Had you peeked through the window in the door at the counseling center, you’d have seen me sobbing, blowing my nose, wiping tears, reading, repeating the previous steps. And you’ve have thought “oh my God, how sad!” or something akin to that. On the 1 hand it was and is sad but on the other, it’s actually pretty awesome, grieving it, letting it go, freeing up space in my heart, body and soul for love, joy and happiness.
I read all 7 pages. I read the poem my friend Margie posted that I thieved and I read excerpts about anger and rape and recovering. And I went through about 20 kleenexs. And I breathed. A lot.

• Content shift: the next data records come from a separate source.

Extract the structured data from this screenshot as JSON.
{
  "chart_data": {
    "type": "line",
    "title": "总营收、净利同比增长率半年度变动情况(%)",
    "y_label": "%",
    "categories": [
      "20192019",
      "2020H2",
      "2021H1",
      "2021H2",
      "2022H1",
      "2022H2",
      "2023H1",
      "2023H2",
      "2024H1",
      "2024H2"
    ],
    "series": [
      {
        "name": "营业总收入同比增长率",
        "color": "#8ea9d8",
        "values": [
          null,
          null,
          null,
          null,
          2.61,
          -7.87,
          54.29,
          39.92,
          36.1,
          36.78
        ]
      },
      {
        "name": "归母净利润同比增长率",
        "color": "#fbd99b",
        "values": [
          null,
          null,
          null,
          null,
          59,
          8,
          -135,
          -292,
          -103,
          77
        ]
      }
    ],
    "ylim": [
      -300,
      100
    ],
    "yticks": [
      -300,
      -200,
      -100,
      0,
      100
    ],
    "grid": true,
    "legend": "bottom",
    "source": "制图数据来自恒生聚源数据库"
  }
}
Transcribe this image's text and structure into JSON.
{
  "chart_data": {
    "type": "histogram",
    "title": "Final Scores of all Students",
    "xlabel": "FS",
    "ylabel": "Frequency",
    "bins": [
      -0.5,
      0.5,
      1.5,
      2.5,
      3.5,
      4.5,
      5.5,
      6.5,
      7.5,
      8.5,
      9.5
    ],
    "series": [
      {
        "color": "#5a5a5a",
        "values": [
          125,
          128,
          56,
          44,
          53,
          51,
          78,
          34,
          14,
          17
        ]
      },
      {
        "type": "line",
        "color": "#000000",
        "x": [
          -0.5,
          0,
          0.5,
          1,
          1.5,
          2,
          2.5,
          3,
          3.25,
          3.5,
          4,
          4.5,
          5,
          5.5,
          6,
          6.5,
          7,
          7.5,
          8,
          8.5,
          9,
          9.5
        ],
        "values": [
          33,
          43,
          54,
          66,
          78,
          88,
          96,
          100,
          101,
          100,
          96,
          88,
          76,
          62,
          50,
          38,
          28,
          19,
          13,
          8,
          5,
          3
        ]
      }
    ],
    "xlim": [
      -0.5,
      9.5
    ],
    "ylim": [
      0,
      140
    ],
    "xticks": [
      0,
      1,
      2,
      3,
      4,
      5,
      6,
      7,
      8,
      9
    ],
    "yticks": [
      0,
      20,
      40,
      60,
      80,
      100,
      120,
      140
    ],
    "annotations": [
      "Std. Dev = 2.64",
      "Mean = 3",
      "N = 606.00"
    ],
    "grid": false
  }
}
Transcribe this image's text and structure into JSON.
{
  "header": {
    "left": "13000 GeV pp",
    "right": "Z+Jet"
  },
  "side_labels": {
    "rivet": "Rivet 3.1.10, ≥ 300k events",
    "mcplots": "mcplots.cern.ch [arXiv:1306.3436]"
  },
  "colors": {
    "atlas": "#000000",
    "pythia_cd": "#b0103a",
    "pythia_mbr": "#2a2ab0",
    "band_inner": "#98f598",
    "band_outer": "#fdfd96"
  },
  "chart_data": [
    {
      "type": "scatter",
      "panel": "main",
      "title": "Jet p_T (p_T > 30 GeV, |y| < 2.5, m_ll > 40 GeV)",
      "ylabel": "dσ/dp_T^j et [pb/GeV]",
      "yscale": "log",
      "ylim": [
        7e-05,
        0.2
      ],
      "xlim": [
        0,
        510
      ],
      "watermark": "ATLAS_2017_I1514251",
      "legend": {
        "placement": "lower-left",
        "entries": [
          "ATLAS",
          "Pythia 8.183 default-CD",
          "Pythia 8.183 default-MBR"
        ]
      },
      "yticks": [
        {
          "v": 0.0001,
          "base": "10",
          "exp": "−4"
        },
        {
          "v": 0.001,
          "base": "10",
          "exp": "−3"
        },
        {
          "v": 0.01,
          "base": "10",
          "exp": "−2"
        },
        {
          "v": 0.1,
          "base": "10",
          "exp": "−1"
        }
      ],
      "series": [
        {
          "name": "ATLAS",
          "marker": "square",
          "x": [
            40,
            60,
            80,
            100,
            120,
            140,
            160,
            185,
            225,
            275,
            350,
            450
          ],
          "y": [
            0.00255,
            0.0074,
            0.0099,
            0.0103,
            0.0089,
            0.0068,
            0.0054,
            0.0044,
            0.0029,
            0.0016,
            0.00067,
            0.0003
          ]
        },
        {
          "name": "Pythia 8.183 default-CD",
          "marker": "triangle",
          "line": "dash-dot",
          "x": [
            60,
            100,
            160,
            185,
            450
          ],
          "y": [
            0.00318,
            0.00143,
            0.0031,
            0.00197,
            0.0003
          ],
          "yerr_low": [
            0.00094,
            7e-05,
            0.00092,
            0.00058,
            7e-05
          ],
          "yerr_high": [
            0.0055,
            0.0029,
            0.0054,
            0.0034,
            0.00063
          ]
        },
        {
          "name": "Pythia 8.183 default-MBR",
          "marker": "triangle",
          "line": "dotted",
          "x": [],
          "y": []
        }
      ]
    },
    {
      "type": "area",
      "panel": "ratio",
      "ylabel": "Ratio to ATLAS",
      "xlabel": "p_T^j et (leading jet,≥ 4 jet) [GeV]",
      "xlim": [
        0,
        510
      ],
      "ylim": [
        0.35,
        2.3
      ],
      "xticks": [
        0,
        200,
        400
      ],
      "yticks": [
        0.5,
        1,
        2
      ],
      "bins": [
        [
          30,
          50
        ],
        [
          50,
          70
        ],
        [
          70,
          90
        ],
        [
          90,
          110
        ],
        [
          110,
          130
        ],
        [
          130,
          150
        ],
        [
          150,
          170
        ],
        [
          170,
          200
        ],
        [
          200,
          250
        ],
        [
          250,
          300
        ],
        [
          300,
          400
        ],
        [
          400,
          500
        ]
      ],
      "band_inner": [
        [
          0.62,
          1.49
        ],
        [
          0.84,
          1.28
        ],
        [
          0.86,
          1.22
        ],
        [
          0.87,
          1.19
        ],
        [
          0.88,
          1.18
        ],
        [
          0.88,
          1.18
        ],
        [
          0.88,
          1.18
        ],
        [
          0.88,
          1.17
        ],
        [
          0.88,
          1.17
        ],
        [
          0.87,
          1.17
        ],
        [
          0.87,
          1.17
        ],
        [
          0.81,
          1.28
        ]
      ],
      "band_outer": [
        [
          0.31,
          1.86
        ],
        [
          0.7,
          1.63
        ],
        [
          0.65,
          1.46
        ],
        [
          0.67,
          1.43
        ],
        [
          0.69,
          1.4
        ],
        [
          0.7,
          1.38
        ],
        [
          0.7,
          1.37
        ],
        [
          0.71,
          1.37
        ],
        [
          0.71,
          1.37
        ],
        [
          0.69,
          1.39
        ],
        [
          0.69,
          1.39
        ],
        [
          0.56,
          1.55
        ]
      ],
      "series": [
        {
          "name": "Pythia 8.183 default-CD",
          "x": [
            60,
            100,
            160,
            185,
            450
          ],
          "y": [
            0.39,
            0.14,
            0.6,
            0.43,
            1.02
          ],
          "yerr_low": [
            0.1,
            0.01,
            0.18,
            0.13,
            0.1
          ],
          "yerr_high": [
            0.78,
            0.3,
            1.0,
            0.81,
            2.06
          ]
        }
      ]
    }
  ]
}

And I’m healing. Trying to get to the core of the onion where there are no more waves of pain, shame, anger, regret or guilt. I’m told that day will come and I’ll know when I’m there. I’m also told I’m closer than I think. I feel like a little kid wanting to move on with my life now, now, now!
And yesterday my left hand ring finger was itching…first time ever that’s happened…I suspect I’m closer to “now, now, now” than I think!
Homework for this week: keep reading (I am!), share if you feel you can (Done!), work on the IVZ workbook…you’re on the absolute right track! Yay, me!